Plataforma digital de mangás piccoma gera controvérsia ao usar animações curtas geradas por ia
A empresa coreana Kakao, dona da Piccoma, defende que as animações curtas com IA aproximam animes e mangás, mas criadores expressam preocupação sobre consentimento e o futuro da adaptação de obras.
A plataforma digital de leitura de mangás, Piccoma, controlada pela gigante sul-coreana Kakao, está no centro de um debate acalorado após lançar uma série de curtas de animação produzidos utilizando Inteligência Artificial (IA). A iniciativa, que a empresa defende como um esforço para diminuir a distância entre o formato do mangá e o anime, tem gerado forte descontentamento entre autores de mangá e a comunidade de criadores em geral.

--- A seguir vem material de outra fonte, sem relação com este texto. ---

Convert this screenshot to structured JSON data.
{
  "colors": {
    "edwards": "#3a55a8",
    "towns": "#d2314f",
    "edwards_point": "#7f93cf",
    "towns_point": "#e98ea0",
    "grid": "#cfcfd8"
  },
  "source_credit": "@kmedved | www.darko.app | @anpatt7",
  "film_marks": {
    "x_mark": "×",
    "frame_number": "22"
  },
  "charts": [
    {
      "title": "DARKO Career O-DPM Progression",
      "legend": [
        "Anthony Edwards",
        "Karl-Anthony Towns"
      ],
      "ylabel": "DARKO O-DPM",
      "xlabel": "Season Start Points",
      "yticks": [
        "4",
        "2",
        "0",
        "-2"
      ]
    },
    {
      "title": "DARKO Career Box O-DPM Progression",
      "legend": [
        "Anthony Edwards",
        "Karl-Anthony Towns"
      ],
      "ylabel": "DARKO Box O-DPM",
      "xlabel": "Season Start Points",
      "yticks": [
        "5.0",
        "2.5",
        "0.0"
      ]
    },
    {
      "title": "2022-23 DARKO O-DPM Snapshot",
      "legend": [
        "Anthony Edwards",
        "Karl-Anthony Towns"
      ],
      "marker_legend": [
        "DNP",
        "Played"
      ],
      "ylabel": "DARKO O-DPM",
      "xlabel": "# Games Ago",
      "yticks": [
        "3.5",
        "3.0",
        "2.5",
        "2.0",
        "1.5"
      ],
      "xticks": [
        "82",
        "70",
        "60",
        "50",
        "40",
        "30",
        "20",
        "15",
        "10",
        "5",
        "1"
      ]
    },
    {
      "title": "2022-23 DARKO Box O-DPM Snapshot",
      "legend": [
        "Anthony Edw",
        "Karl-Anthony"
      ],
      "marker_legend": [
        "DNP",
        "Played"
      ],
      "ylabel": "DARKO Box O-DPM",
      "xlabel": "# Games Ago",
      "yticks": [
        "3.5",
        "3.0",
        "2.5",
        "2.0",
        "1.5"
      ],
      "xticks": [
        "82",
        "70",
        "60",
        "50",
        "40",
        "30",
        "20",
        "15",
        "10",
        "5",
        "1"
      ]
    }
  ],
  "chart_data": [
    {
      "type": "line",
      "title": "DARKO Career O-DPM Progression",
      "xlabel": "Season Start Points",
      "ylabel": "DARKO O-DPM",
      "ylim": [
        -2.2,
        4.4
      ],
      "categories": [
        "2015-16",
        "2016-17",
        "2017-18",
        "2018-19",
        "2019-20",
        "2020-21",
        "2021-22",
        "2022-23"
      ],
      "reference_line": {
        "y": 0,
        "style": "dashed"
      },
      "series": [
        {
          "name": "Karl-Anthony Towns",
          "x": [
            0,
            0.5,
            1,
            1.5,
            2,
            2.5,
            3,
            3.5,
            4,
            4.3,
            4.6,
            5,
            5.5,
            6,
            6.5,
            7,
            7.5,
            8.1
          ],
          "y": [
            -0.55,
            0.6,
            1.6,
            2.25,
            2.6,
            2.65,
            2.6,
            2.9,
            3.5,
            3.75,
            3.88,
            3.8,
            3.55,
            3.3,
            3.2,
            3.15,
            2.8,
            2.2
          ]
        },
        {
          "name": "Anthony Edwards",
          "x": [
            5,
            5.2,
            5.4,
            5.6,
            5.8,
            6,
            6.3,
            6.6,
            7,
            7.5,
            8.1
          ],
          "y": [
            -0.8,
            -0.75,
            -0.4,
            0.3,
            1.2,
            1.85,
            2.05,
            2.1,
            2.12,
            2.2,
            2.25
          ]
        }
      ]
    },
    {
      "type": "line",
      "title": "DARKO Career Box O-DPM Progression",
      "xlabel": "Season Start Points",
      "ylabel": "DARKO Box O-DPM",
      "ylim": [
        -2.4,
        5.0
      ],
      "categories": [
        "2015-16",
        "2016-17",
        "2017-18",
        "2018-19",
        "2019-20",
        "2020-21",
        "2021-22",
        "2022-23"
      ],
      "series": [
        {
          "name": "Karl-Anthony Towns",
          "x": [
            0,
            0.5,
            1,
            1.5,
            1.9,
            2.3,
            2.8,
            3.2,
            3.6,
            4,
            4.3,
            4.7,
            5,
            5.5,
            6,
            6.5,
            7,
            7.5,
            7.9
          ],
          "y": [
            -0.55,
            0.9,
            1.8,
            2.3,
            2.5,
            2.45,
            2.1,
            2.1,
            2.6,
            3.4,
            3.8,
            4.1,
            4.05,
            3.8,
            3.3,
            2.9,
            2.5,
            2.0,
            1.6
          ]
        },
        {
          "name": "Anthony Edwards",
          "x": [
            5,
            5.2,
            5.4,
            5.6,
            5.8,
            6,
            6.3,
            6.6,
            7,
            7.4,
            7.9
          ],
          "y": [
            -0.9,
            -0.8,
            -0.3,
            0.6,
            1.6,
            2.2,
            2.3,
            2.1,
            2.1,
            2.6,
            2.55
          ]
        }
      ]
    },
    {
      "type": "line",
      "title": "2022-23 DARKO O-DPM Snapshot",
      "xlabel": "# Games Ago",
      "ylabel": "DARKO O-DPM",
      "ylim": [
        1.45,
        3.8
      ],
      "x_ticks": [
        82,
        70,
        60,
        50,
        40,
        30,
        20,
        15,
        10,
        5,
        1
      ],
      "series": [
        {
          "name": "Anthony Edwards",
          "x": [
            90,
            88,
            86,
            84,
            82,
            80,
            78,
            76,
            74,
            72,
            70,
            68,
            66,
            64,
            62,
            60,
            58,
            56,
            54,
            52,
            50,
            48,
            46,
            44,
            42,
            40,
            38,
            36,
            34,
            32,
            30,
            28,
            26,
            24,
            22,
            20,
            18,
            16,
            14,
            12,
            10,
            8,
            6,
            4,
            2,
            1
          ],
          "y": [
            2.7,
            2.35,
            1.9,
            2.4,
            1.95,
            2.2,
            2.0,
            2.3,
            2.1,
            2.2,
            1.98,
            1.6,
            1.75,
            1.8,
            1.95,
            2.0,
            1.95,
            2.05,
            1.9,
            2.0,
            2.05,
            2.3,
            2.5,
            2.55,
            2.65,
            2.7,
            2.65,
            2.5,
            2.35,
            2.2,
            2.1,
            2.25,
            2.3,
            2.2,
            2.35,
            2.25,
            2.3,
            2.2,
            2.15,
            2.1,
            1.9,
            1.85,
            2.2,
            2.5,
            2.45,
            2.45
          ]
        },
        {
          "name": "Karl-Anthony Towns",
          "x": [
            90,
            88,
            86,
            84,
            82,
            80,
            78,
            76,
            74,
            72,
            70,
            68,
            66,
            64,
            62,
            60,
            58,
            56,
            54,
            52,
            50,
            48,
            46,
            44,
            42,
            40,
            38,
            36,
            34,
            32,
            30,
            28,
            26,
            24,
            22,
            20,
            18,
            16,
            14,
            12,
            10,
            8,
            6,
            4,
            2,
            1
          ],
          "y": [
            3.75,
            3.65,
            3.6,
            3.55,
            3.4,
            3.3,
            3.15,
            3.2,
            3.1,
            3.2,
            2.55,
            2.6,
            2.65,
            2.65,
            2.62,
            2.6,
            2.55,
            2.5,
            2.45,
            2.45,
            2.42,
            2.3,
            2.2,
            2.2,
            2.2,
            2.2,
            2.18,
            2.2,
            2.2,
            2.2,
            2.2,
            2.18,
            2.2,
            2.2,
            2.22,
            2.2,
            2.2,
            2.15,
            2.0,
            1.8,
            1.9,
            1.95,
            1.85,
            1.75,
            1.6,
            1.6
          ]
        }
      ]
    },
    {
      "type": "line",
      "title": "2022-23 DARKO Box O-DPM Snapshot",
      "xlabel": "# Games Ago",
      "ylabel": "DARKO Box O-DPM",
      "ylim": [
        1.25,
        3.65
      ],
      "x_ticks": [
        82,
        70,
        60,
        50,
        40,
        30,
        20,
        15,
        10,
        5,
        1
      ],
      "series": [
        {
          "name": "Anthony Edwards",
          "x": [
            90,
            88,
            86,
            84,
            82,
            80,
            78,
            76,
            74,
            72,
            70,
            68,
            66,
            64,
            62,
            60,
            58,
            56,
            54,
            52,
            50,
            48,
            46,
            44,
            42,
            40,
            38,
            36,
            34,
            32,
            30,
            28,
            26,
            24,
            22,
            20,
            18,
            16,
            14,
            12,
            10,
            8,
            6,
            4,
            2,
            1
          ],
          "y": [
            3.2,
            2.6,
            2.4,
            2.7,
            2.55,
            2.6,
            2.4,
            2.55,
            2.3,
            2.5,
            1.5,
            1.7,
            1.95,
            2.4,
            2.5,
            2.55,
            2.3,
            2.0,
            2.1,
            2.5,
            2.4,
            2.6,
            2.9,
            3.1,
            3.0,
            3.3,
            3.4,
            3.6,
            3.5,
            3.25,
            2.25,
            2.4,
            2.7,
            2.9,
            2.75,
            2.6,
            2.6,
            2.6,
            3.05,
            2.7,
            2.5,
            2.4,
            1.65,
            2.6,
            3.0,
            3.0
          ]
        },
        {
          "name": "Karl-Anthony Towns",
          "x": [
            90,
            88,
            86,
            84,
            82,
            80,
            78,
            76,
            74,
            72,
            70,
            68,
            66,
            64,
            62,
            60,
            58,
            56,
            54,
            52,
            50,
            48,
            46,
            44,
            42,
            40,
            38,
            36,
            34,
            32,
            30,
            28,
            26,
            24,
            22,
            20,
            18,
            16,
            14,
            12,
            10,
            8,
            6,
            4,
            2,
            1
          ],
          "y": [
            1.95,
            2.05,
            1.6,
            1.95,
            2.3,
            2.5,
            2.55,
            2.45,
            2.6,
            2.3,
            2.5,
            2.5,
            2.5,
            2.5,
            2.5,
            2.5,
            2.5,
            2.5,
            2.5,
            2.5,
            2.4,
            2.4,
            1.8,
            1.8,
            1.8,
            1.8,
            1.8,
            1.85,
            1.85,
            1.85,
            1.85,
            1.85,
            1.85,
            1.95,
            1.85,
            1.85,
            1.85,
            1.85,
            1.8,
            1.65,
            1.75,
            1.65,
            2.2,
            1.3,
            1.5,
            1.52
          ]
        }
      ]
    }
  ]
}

A principal preocupação levantada diz respeito à autoria e ao processo de criação. A introdução de animações rápidas, possibilitadas pela tecnologia generativa de IA, levanta sérias dúvidas sobre se os criadores originais dos mangás cederam seus direitos ou se foram coagidos a aceitar que suas obras fossem usadas como material de treinamento para tais sistemas de IA.
Ameaça à adaptação tradicional
Este não é o primeiro vislumbre do uso de IA em animações japonesas. Já houve casos reportados de uso de IA em produções de anime, como em títulos como LIAR GAME e Ascendance of a Bookworm, onde a tecnologia auxiliou em partes da produção. No entanto, a abordagem da Piccoma parece empurrar essa tendência para um novo nível, forçando adaptações aceleradas e com menor envolvimento humano direto na animação.
A velocidade com que essas adaptações se tornam viáveis tecnologicamente é um fator que preocupa profundamente os artistas tradicionais. Existe um temor crescente de que essas “adaptações rápidas” se estabeleçam como a nova norma da indústria. Muitos artistas prefeririam que suas obras nunca recebessem uma adaptação visual, caso o resultado seja percebido como uma diluição da qualidade ou um desrespeito ao processo criativo original, mediado por ferramentas automatizadas.
A justificativa da Piccoma
A defesa apresentada pela plataforma sugere que o objetivo último é democratizar o acesso e criar pontes mais eficientes entre o sucesso do mangá e a popularidade do anime. A ideia é fornecer pequenos vislumbres animados com alto volume de produção, aproveitando a tecnologia para agilizar o processo que tradicionalmente exige meses de trabalho de estúdios especializados.
Contudo, a implementação da IA como um facilitador direto da adaptação de obras consagradas sem um diálogo claro sobre o consentimento dos criadores lança uma sombra sobre o futuro da propriedade intelectual e da remuneração autoral. O debate se intensifica sobre se a eficiência tecnológica deve ter precedência sobre a integridade artística e os direitos dos autores que constroem o material fonte dessas adaptações.